Real Estate Yield. Understanding Your Cash-On-Cash Return
Whether you are new to commercial real estate, or a seasoned investor, understanding Real Estate yield, i.e. the numbers behind your acquisition, is especially relevant. For experienced buyers, the analysis might be used for comparative purposes, between various properties. For a new investor, it might be a tool to determine whether buying an investment property will provide you a return that betters what you might achieve in an alternate investment. As a result, you will want to know your Return On Investment (ROI), or yield.
There are various techniques to determine yield. For most investors, its about determining your return. This is most often a calculation which yields a percentage. It’s the annual return you will make on the funds (cash) invested. For this reason, it is most often referred to as a Cash-on-Cash return.
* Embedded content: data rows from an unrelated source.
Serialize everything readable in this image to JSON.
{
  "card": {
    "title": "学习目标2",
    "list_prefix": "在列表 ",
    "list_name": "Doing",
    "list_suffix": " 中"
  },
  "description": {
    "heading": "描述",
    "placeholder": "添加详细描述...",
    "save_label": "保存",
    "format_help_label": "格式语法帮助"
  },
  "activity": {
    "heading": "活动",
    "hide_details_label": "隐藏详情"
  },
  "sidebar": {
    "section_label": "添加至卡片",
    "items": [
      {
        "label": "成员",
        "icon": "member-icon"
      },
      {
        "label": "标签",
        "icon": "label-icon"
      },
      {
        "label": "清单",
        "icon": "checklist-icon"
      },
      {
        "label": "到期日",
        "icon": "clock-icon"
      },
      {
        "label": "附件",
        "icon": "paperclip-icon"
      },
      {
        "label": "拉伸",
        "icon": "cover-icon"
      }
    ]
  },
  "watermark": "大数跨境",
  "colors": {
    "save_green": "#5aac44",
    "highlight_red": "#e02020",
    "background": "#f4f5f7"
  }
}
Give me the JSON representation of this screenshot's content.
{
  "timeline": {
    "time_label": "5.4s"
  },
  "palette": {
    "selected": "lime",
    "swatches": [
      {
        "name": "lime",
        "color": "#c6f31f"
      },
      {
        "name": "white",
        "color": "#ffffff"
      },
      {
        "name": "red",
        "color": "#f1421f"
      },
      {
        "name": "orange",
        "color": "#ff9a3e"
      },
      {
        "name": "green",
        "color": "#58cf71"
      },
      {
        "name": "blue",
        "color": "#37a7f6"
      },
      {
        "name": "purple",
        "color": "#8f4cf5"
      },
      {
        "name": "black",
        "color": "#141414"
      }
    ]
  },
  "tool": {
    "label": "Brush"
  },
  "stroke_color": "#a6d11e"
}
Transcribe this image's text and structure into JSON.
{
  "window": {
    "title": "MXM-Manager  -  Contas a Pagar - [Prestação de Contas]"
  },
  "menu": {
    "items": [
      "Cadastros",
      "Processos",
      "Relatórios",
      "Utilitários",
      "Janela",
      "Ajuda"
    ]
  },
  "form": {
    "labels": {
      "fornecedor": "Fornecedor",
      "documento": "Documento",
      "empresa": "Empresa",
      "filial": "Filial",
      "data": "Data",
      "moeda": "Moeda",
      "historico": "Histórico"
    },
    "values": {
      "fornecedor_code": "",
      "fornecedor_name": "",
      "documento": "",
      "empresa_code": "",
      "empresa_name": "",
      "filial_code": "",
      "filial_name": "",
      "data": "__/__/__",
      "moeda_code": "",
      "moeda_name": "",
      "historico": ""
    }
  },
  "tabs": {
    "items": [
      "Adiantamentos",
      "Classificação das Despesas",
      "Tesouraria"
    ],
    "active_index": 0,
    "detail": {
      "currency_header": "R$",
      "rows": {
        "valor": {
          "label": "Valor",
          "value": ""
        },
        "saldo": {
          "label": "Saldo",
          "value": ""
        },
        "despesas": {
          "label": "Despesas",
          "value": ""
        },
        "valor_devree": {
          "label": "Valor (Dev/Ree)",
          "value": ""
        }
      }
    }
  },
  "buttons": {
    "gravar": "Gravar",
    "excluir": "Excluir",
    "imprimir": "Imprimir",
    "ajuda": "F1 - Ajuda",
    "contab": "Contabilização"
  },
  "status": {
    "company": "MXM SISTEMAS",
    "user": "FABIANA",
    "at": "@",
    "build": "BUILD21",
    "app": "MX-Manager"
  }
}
As the name implies, a cash-on-cash return provides you with an annual return on the capital invested as a percentage of the net income of the property. All annual operating expenses and mortgage payments are deducted. It has no bearing on the price paid for the property, or the actual net income. These figures are all relative to one another. A small walk-up apartment can generate the same cash-on-cash return as a large shopping center. It’s dependent upon the relative amount of equity invested, and the amount of debt placed on the property.
Let’s consider an example:
In this example, the property generates $271,000 in gross income. Operating Expenses, including annual debt payments, total $212,600. The resultant net income of $58,400 is the “free” cash in your pocket at the end of the year. As a percentage of your initial cash (equity) investment, it implies an 8.3% cash-on-cash return.
Gross Annual Income $271,000
Annual Operating Expenses ($105,700)
Annual Mortgage Payments ($106,900)
Net Income $58,400
Equity (Cash) $700,000
Cash-On-Cash Return $58,400/$700,000 x 100 = 8.3%
You may conclude, after reviewing the example, that your cash-on-cash return will increase, with a lower initial cash investment. Keep in mind however that you will likely need to arrange a relatively larger mortgage, with higher total annual mortgage payments, which will result in lower net income as well.
Yield vs. Value
What has yield got to do with the value of your property? In a nutshell, not much. Market values can only really be estimated by reviewing recent sales data for comparable properties. Therein lies the challenge. Rarely are two properties so similar as to allow for a direct comparison in this manner. Inevitably they will differ in overall condition, location, and will have differing income generating characteristics. Property yield figures however, allow one to compare different property types to one another, in terms of the return one would expect to achieve. The variable of course, is the amount of cash (equity) you plan to inject.
Now that you know the cash-on-cash return on various potential properties, you can layer this with additional analysis. So is the 8% return on the multi-family property, better than the 7% return on the retail property? Perhaps not! This is where your due diligence is required. How secure is income? How long are the leases? What condition is the property in? Which location is better? How strong are the tenant covenants? All of these considerations, and several others, will lead you to narrow your choice, to the property best suited to your investment strategy.